The prosecution and the defense presented two entirely different versions of an early morning disorder near the scene of an automobile accident. The jury accepted the prosecution's version and found the defendant guilty of assault and battery and disorderly conduct. The defendant claimed that she acted in self-defense and that there was error in the exclusion of evidence of a threat of bodily harm made to one of her two companions by a person in the passenger front seat of car. She asserts that the threat was made immediately prior to her warding off an attack by the driver of the car, the alleged victim.

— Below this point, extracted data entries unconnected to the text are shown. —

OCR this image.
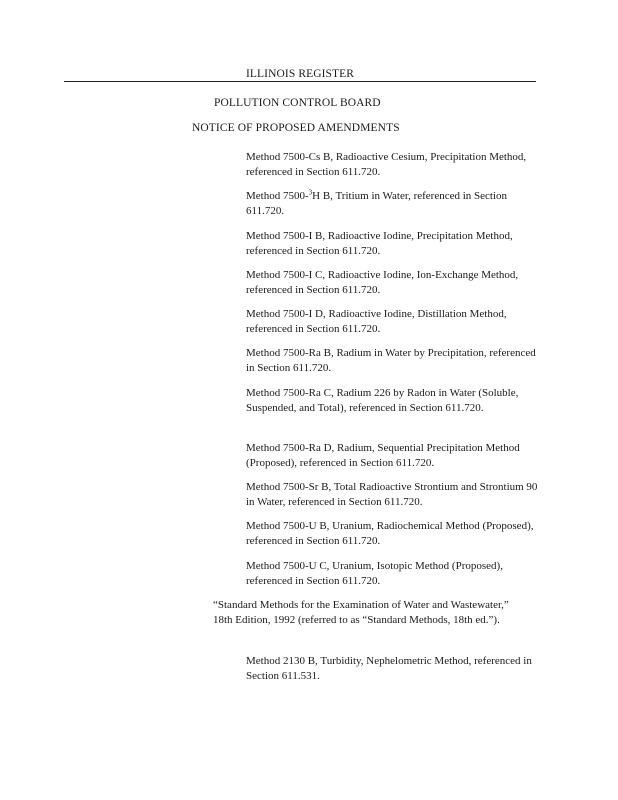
ILLINOIS REGISTER
POLLUTION CONTROL BOARD
NOTICE OF PROPOSED AMENDMENTS
Method 7500-Cs B, Radioactive Cesium, Precipitation Method, referenced in Section 611.720.
Method 7500-$^3$H B, Tritium in Water, referenced in Section 611.720.
Method 7500-I B, Radioactive Iodine, Precipitation Method, referenced in Section 611.720.
Method 7500-I C, Radioactive Iodine, Ion-Exchange Method, referenced in Section 611.720.
Method 7500-I D, Radioactive Iodine, Distillation Method, referenced in Section 611.720.
Method 7500-Ra B, Radium in Water by Precipitation, referenced in Section 611.720.
Method 7500-Ra C, Radium 226 by Radon in Water (Soluble, Suspended, and Total), referenced in Section 611.720.
Method 7500-Ra D, Radium, Sequential Precipitation Method (Proposed), referenced in Section 611.720.
Method 7500-Sr B, Total Radioactive Strontium and Strontium 90 in Water, referenced in Section 611.720.
Method 7500-U B, Uranium, Radiochemical Method (Proposed), referenced in Section 611.720.
Method 7500-U C, Uranium, Isotopic Method (Proposed), referenced in Section 611.720.
“Standard Methods for the Examination of Water and Wastewater,” 18th Edition, 1992 (referred to as “Standard Methods, 18th ed.”).
Method 2130 B, Turbidity, Nephelometric Method, referenced in Section 611.531.
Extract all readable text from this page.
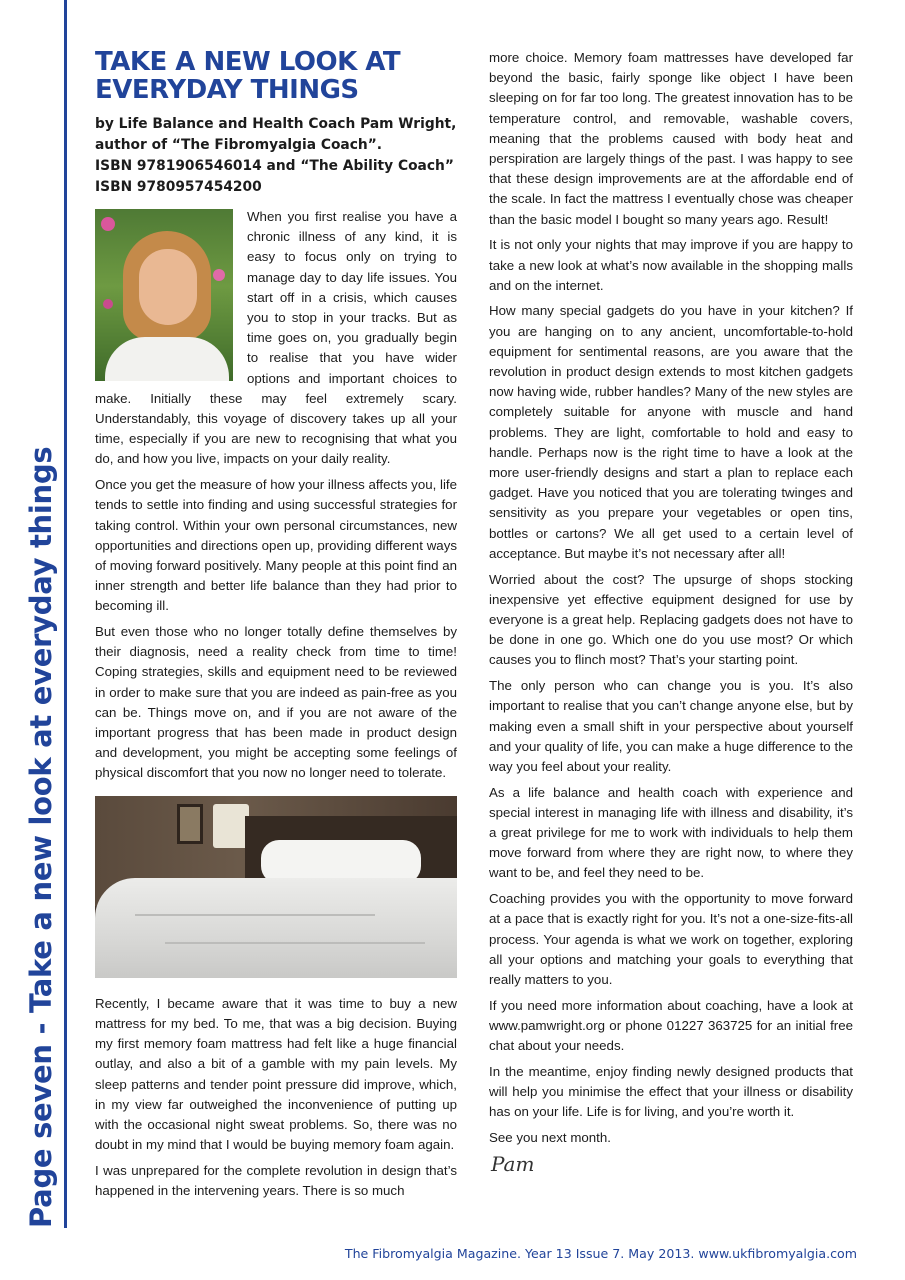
Page seven - Take a new look at everyday things
TAKE A NEW LOOK AT EVERYDAY THINGS
by Life Balance and Health Coach Pam Wright,
author of “The Fibromyalgia Coach”.
ISBN 9781906546014 and “The Ability Coach”
ISBN 9780957454200

When you first realise you have a chronic illness of any kind, it is easy to focus only on trying to manage day to day life issues. You start off in a crisis, which causes you to stop in your tracks. But as time goes on, you gradually begin to realise that you have wider options and important choices to make. Initially these may feel extremely scary. Understandably, this voyage of discovery takes up all your time, especially if you are new to recognising that what you do, and how you live, impacts on your daily reality.

Once you get the measure of how your illness affects you, life tends to settle into finding and using successful strategies for taking control. Within your own personal circumstances, new opportunities and directions open up, providing different ways of moving forward positively. Many people at this point find an inner strength and better life balance than they had prior to becoming ill.

But even those who no longer totally define themselves by their diagnosis, need a reality check from time to time! Coping strategies, skills and equipment need to be reviewed in order to make sure that you are indeed as pain-free as you can be. Things move on, and if you are not aware of the important progress that has been made in product design and development, you might be accepting some feelings of physical discomfort that you now no longer need to tolerate.

Recently, I became aware that it was time to buy a new mattress for my bed. To me, that was a big decision. Buying my first memory foam mattress had felt like a huge financial outlay, and also a bit of a gamble with my pain levels. My sleep patterns and tender point pressure did improve, which, in my view far outweighed the inconvenience of putting up with the occasional night sweat problems. So, there was no doubt in my mind that I would be buying memory foam again.

I was unprepared for the complete revolution in design that’s happened in the intervening years. There is so much

more choice. Memory foam mattresses have developed far beyond the basic, fairly sponge like object I have been sleeping on for far too long. The greatest innovation has to be temperature control, and removable, washable covers, meaning that the problems caused with body heat and perspiration are largely things of the past. I was happy to see that these design improvements are at the affordable end of the scale. In fact the mattress I eventually chose was cheaper than the basic model I bought so many years ago. Result!

It is not only your nights that may improve if you are happy to take a new look at what’s now available in the shopping malls and on the internet.

How many special gadgets do you have in your kitchen? If you are hanging on to any ancient, uncomfortable-to-hold equipment for sentimental reasons, are you aware that the revolution in product design extends to most kitchen gadgets now having wide, rubber handles? Many of the new styles are completely suitable for anyone with muscle and hand problems. They are light, comfortable to hold and easy to handle. Perhaps now is the right time to have a look at the more user-friendly designs and start a plan to replace each gadget. Have you noticed that you are tolerating twinges and sensitivity as you prepare your vegetables or open tins, bottles or cartons? We all get used to a certain level of acceptance. But maybe it’s not necessary after all!

Worried about the cost? The upsurge of shops stocking inexpensive yet effective equipment designed for use by everyone is a great help. Replacing gadgets does not have to be done in one go. Which one do you use most? Or which causes you to flinch most? That’s your starting point.

The only person who can change you is you. It’s also important to realise that you can’t change anyone else, but by making even a small shift in your perspective about yourself and your quality of life, you can make a huge difference to the way you feel about your reality.

As a life balance and health coach with experience and special interest in managing life with illness and disability, it’s a great privilege for me to work with individuals to help them move forward from where they are right now, to where they want to be, and feel they need to be.

Coaching provides you with the opportunity to move forward at a pace that is exactly right for you. It’s not a one-size-fits-all process. Your agenda is what we work on together, exploring all your options and matching your goals to everything that really matters to you.

If you need more information about coaching, have a look at www.pamwright.org or phone 01227 363725 for an initial free chat about your needs.

In the meantime, enjoy finding newly designed products that will help you minimise the effect that your illness or disability has on your life. Life is for living, and you’re worth it.

See you next month.

Pam
The Fibromyalgia Magazine. Year 13 Issue 7. May 2013. www.ukfibromyalgia.com
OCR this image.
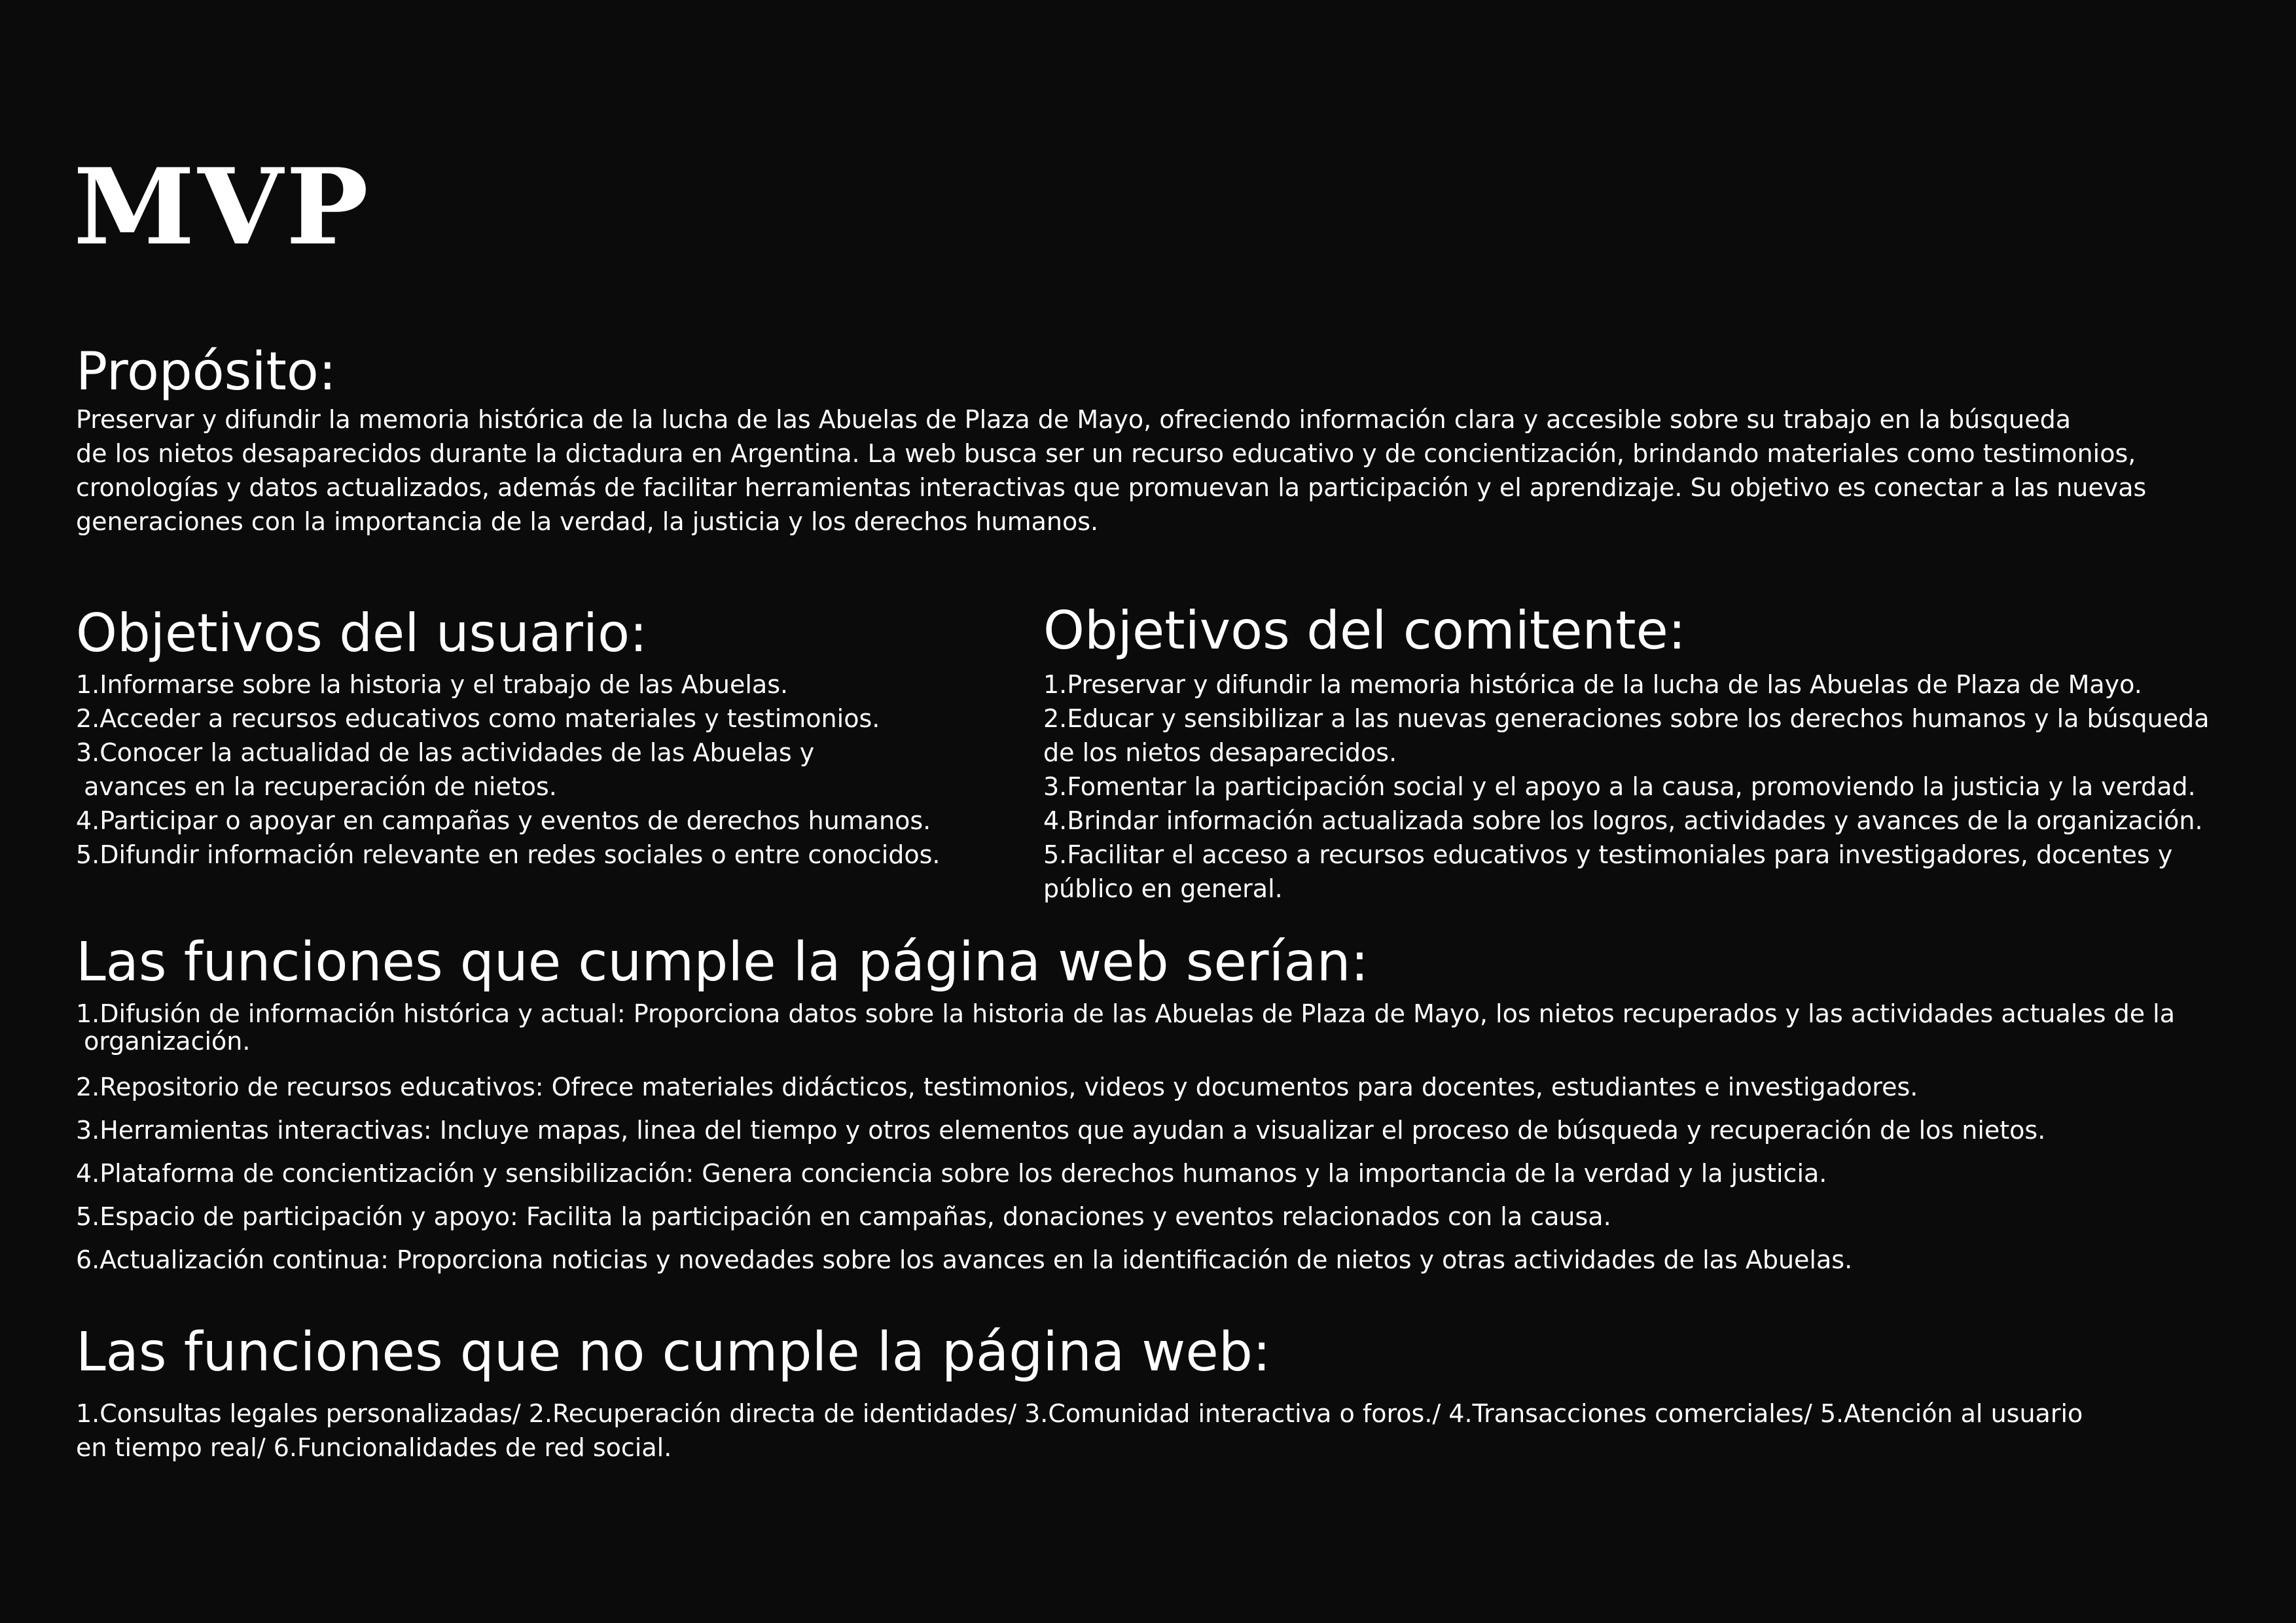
MVP
Propósito:
Preservar y difundir la memoria histórica de la lucha de las Abuelas de Plaza de Mayo, ofreciendo información clara y accesible sobre su trabajo en la búsqueda
de los nietos desaparecidos durante la dictadura en Argentina. La web busca ser un recurso educativo y de concientización, brindando materiales como testimonios,
cronologías y datos actualizados, además de facilitar herramientas interactivas que promuevan la participación y el aprendizaje. Su objetivo es conectar a las nuevas
generaciones con la importancia de la verdad, la justicia y los derechos humanos.
Objetivos del usuario:
1.Informarse sobre la historia y el trabajo de las Abuelas.
2.Acceder a recursos educativos como materiales y testimonios.
3.Conocer la actualidad de las actividades de las Abuelas y
avances en la recuperación de nietos.
4.Participar o apoyar en campañas y eventos de derechos humanos.
5.Difundir información relevante en redes sociales o entre conocidos.
Objetivos del comitente:
1.Preservar y difundir la memoria histórica de la lucha de las Abuelas de Plaza de Mayo.
2.Educar y sensibilizar a las nuevas generaciones sobre los derechos humanos y la búsqueda
de los nietos desaparecidos.
3.Fomentar la participación social y el apoyo a la causa, promoviendo la justicia y la verdad.
4.Brindar información actualizada sobre los logros, actividades y avances de la organización.
5.Facilitar el acceso a recursos educativos y testimoniales para investigadores, docentes y
público en general.
Las funciones que cumple la página web serían:
1.Difusión de información histórica y actual: Proporciona datos sobre la historia de las Abuelas de Plaza de Mayo, los nietos recuperados y las actividades actuales de la
organización.
2.Repositorio de recursos educativos: Ofrece materiales didácticos, testimonios, videos y documentos para docentes, estudiantes e investigadores.
3.Herramientas interactivas: Incluye mapas, linea del tiempo y otros elementos que ayudan a visualizar el proceso de búsqueda y recuperación de los nietos.
4.Plataforma de concientización y sensibilización: Genera conciencia sobre los derechos humanos y la importancia de la verdad y la justicia.
5.Espacio de participación y apoyo: Facilita la participación en campañas, donaciones y eventos relacionados con la causa.
6.Actualización continua: Proporciona noticias y novedades sobre los avances en la identificación de nietos y otras actividades de las Abuelas.
Las funciones que no cumple la página web:
1.Consultas legales personalizadas/ 2.Recuperación directa de identidades/ 3.Comunidad interactiva o foros./ 4.Transacciones comerciales/ 5.Atención al usuario
en tiempo real/ 6.Funcionalidades de red social.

Where, as here, there was a claim of self-defense and defense of others, see Commonwealth v. Deagle, 10 Mass. App. Ct. 748 , 750-751 (1980), the threat, on the defendant's version, was relevant as evidence of the defendant's apprehension for her own safety or that of her companion and "the reasonableness of that apprehension." Commonwealth v. Rubin, 318 Mass. 587 , 588 (1945). Commonwealth v. Edmonds, 365 Mass. 496 , 499-500 (1974). There was testimony that the car was a few inches away from the defendant, that the car window was rolled down, that the defendant was next to her companion who had "heated words" with the passenger, and that immediately thereafter the driver came out of the car. In these circumstances, the jury could infer that the threat was "made in the presence and hearing of the defendant," and that the driver was acting in concert with the passenger. Commonwealth v. Simpson, 300 Mass. 45 , 50 (1938). Commonwealth v. Monahan, 349 Mass. 139 , 168 (1965). The threat may be admissible even if the defendant did not hear it to show that the person assaulted was attempting to carry out a threat. Commonwealth v. Rubin, supra at 589; Commonwealth v. Edmonds, supra at 500.
The excluded evidence was important to the defendant's contention and could have shed some light on "the circumstances preceding the encounter which culminated in the assault." Commonwealth v. Fiore, 364 Mass. 819 , 824 (1974). On this record we think it should have been received, as we cannot "say with confidence that, had the judge admitted the testimony. . ., it would have been without material effect on the jury." Commonwealth v. Caldron, 383 Mass. 86 , 92-93 (1981).
The judge should have permitted the defendant to make an offer of proof. His failure to allow such an offer could have led, without the defendant's fault, to an inadequate record on appeal. In this case the excluded
evidence appears only as an affidavit in the record of the defendant's appeal from the denial of her motion for a new trial.
The judgments are reversed, the verdicts set aside, and the case is remanded to the District Court for further proceedings consistent with this opinion.